Foto von Tina Lerohl

Ich komme aus Südafrika. Dort gibt es bestimmte kulturell bedingte Normen, die das äußere Erscheinungsbild und die Schönheit in den Vordergrund stellen. Das kann fast schon erdrückend sein und hat mich manchmal in Bezug auf mein Aussehen und meine Person verunsichert. Mittlerweile habe ich herausgefunden, dass auch viele andere junge Erwachsene auf der ganzen Welt mit ihrer Körperwahrnehmung und ihrem Selbstwertgefühl zu kämpfen haben.

Unsicherheit in Bezug auf den eigenen Körper zu erzeugen, ist eine der wirkungsvollen Schachzüge des Widersachers. Der Satan will uns einreden, dass wir uns selbst und andere nach dem äußeren Erscheinungsbild beurteilen sollen. Ich habe jedoch herausgefunden: Wenn ich mich am weltlichen Schönheitsideal und am Selbstbewusstsein anderer messe, werde ich nie glücklich und kann nicht im Einklang mit mir selbst sein.

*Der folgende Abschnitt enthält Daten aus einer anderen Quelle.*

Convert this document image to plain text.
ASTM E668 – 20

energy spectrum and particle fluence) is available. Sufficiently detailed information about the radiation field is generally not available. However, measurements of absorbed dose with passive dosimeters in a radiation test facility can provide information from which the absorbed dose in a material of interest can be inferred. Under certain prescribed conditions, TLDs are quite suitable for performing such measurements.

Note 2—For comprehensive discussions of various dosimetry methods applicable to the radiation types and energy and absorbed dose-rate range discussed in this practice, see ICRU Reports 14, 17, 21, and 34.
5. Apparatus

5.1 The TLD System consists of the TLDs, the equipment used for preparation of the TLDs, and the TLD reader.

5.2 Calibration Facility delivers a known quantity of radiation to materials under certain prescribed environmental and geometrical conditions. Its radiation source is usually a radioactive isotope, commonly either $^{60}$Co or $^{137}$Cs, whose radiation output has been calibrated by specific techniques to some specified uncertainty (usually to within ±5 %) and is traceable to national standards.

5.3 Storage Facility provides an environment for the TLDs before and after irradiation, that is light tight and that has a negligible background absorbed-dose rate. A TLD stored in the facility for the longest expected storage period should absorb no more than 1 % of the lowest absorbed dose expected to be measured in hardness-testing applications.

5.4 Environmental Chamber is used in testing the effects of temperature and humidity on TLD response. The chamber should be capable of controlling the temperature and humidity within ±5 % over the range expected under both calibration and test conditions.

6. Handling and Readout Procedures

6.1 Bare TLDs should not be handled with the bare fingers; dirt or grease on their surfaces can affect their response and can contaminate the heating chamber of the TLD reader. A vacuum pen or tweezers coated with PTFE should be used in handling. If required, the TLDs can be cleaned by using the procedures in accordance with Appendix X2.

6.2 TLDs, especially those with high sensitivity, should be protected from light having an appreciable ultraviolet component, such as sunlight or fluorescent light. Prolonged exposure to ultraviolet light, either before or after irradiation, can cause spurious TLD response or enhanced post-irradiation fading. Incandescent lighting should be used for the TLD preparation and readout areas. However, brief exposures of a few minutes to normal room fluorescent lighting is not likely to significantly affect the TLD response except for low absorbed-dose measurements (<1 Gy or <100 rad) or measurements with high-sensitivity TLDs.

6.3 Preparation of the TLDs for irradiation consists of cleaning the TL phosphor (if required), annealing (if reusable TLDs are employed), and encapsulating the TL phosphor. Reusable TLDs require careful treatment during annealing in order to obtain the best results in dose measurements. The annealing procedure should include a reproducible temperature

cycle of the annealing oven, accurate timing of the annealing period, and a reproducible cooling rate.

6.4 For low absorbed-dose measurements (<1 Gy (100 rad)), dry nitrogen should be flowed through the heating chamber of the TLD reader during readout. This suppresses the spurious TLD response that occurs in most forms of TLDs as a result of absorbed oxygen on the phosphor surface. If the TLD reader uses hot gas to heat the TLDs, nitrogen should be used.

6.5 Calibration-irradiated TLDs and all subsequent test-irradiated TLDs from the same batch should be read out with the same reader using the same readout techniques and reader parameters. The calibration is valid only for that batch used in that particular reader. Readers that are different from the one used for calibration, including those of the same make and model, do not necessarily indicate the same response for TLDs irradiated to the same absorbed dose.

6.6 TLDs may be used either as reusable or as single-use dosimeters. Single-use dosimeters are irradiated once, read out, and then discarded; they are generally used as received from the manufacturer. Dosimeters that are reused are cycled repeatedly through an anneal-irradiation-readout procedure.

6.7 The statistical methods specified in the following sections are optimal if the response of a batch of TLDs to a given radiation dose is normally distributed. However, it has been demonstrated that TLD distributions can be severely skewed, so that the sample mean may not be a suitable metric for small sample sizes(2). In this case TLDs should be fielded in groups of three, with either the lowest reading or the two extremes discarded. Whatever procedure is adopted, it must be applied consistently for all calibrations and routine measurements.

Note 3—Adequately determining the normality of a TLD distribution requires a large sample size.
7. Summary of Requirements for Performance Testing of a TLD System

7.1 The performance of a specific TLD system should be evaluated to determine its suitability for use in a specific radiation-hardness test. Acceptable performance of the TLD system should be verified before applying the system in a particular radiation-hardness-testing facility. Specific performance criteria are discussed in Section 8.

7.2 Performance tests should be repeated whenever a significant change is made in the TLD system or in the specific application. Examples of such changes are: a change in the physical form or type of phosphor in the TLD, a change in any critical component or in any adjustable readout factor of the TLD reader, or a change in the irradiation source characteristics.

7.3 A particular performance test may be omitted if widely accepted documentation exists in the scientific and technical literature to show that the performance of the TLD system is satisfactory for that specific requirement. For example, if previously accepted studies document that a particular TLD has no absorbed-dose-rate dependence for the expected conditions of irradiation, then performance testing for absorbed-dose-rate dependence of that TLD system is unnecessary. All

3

Der Schlüssel zu Selbstvertrauen ist das Bemühen, mich selbst und andere aus dem Blickwinkel zu sehen, den auch der Vater im Himmel hat. Daraus habe ich gelernt, was Selbstwertgefühl eigentlich ausmacht. Und ich erkenne nun auch den Wert anderer.

Der falsche Fokus

Wenn ich mich mit einem Mann verabredete, erlebte ich oftmals, wie der Wert eines Menschen auf seinem Aussehen zu beruhen schien. Es machte mich traurig, wenn manche meiner Freundinnen weniger Verabredungen hatten als die jungen Frauen, die dem gängigen Schönheitsideal eher entsprachen. Leider hatte ich bei meiner eigenen Suche nach einem ewigen Gefährten ebenfalls eine Checkliste mit Eigenschaften – auch körperlichen –, auf die ich bei meinem zukünftigen Ehemann Wert legte.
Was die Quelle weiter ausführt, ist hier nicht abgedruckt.